Estábamos, entre otras cosas, en época “de vacas gordas” a nivel económico y su “coste” no importaba mucho…

Pero desde entonces las cosas han cambiado, y muy mucho, tanto en el terreno económico en general como, lo que a mi me pareció siempre más peligroso y peor, por el hecho de que hubiera trabajadores que ya consideraban las peonadas como ingresos económicos habituales, normalizados, casi como un derecho…

Cuando este fenómeno se empezó a visualizar, en paralelo con el advenimiento de la crisis, empezaron a detectarse claramente, aunque eran una constante desde su origen, los mil y un efectos perniciosos del instrumento “peonada” o programas especiales o de demora, denominaciones que sonaban menos mercantiles y que se adoptaron posteriormente: disminución del volumen de actividad en el horario normalizado, bolsas de demanda inducida y/o innecesaria, solapamientos de actividad propia de peonada en horario ordinario…etc, a las que se intentó, tímidamente, dar respuesta puntual desde el ámbito gerencial y/o político con exigencias de porcentajes de actividad mínima en horario ordinario, revisiones del tipo de demanda, pseudo vigilancias de cumplimiento horario…etc, todo inútil, entre otras cuestiones porque en nuestro ámbito, dónde la autonomía e independencia profesional tiende a infinito, esas medidas eran fácilmente esquivables.

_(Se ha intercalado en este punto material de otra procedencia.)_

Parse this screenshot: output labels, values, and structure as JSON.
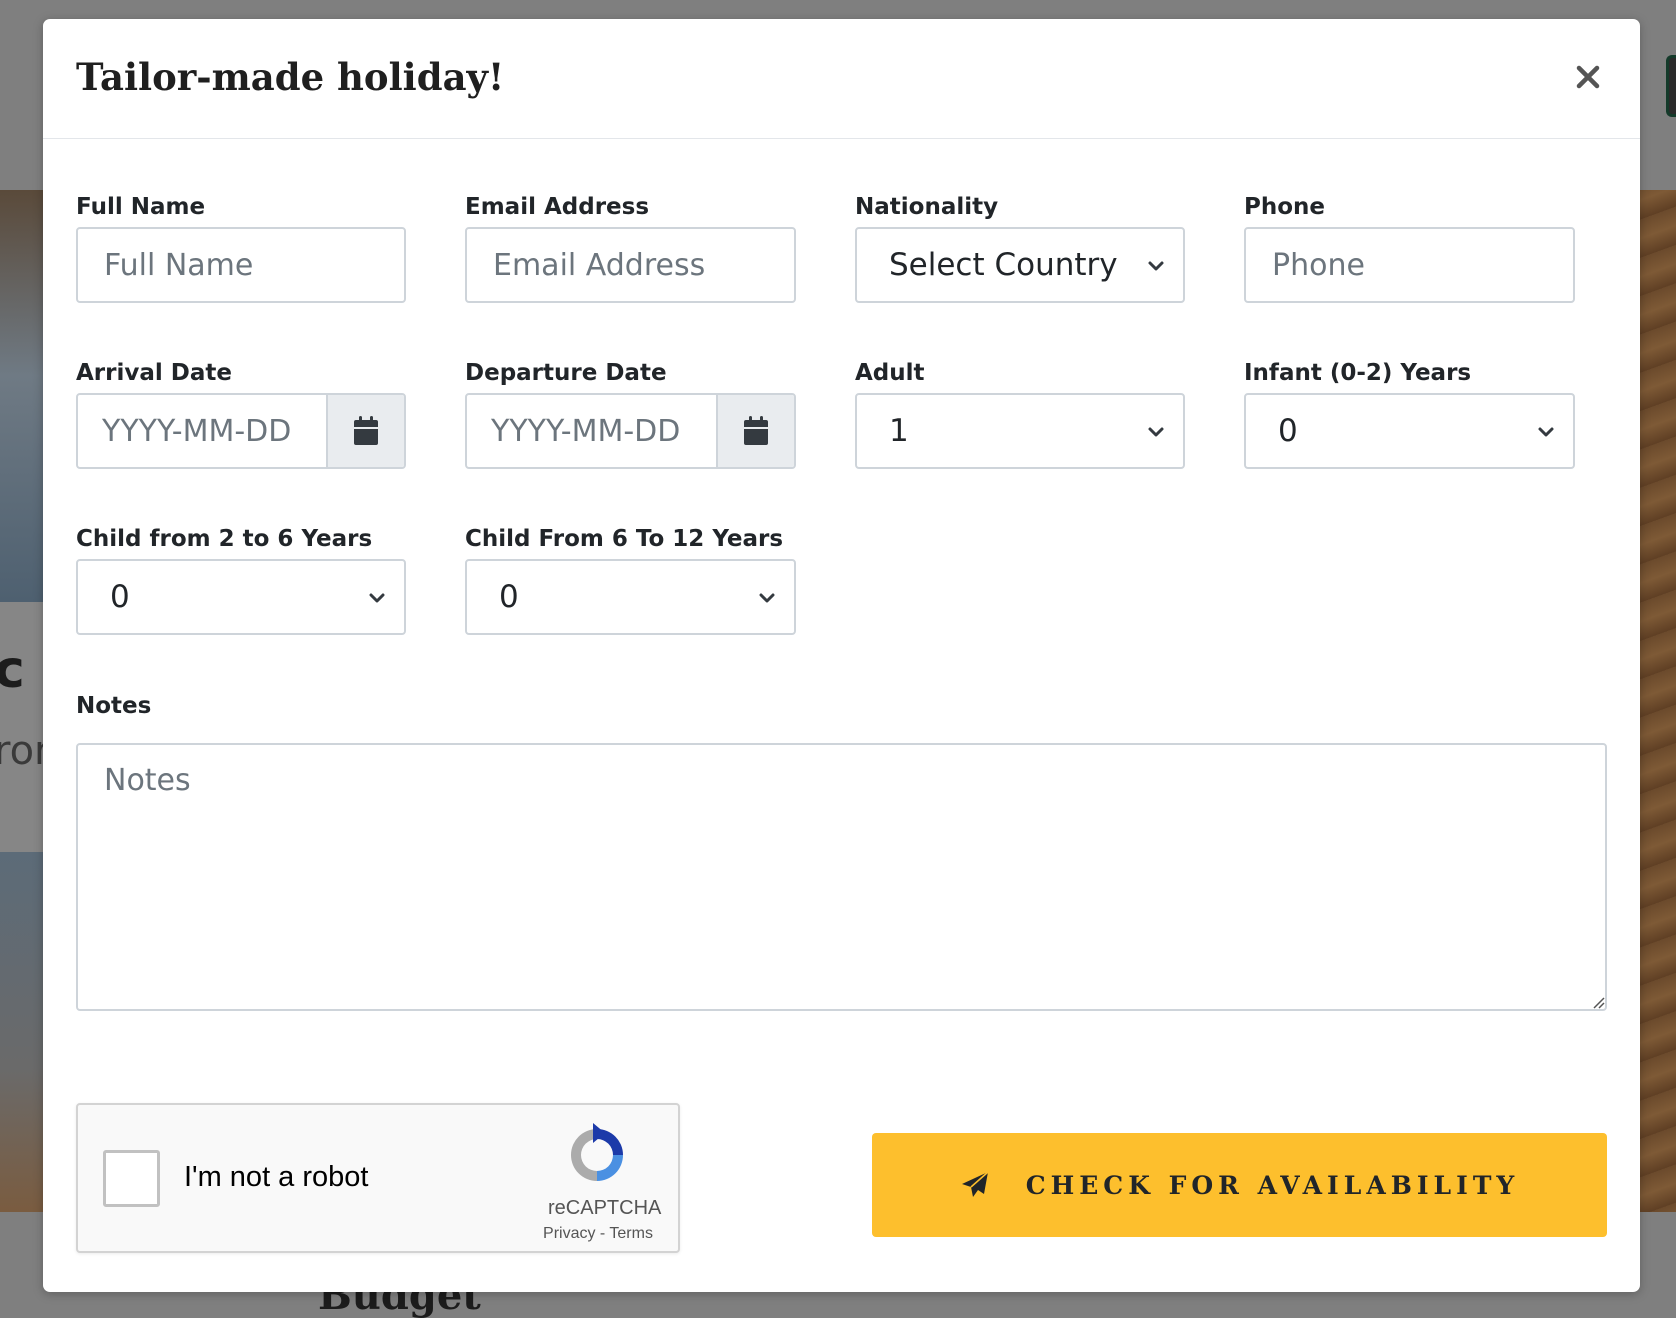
{
  "background": {
    "fragment_c": "c",
    "fragment_on": "ron",
    "fragment_budget": "Budget"
  },
  "modal": {
    "title": "Tailor-made holiday!",
    "close_icon": "close-icon"
  },
  "form": {
    "full_name": {
      "label": "Full Name",
      "placeholder": "Full Name"
    },
    "email": {
      "label": "Email Address",
      "placeholder": "Email Address"
    },
    "nationality": {
      "label": "Nationality",
      "selected": "Select Country"
    },
    "phone": {
      "label": "Phone",
      "placeholder": "Phone"
    },
    "arrival": {
      "label": "Arrival Date",
      "placeholder": "YYYY-MM-DD",
      "icon": "calendar-icon"
    },
    "departure": {
      "label": "Departure Date",
      "placeholder": "YYYY-MM-DD",
      "icon": "calendar-icon"
    },
    "adult": {
      "label": "Adult",
      "selected": "1"
    },
    "infant": {
      "label": "Infant (0-2) Years",
      "selected": "0"
    },
    "child_2_6": {
      "label": "Child from 2 to 6 Years",
      "selected": "0"
    },
    "child_6_12": {
      "label": "Child From 6 To 12 Years",
      "selected": "0"
    },
    "notes": {
      "label": "Notes",
      "placeholder": "Notes"
    }
  },
  "recaptcha": {
    "text": "I'm not a robot",
    "brand": "reCAPTCHA",
    "privacy": "Privacy",
    "separator": " - ",
    "terms": "Terms"
  },
  "submit": {
    "label": "CHECK FOR AVAILABILITY",
    "icon": "paper-plane-icon",
    "color": "#fdbf2d"
  }
}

Era imprescindible, pues, volver al planteamiento de inicio y hacer lo que entonces no se había hecho: determinar los elementos estructurales que inciden en el problema y proceder a las reformas de fondo apropiadas. Y la oportunidad surgió, cosas paradójicas de la vida – he de decir -, cuando el gobierno de la nación nos incrementó la jornada el pasado año y al Sr. Consejero se le ocurrió que a ese incremento había que darle contenido y, en este caso, nada mejor que hacer las “peonadas” con cargo al mismo… “No es `erradicar´ las peonadas sino que se hagan con el incremento de jornada”, se dijo.      

Sin embargo, una simple operación matemática al estilo de “la vieja” nos llevaría a la rápida conclusión de que no todo lo que se hacía, y cómo se hacía, podía cubrirse con el incremento de jornada… Luego vuelta, una vez más, al problema de fondo: lo estructural.

Lo sostuve en su día y lo mantengo ahora. Para determinar la deficiencia de la oferta con relación a la demanda, hay que, en primer lugar, comprobar fehacientemente que los recursos habituales no están infrautilizados y que la demanda no se ha sobredimensionado... Hay que estimular nuevas maneras de trabajar, bien vale como una de ellas la profundización en el trabajo colaborativo y en red de los hospitales y de estos con la Atención Primaria, hay que aprovechar mejor el instrumento que supone la innovación tecnológica… pero también hay que aplicar pedagogía y cambiar hábitos poblacionales, especialmente si nos referimos al rechazo de una parte importante de la población a operarse en un hospital que, aunque público, no sea el suyo…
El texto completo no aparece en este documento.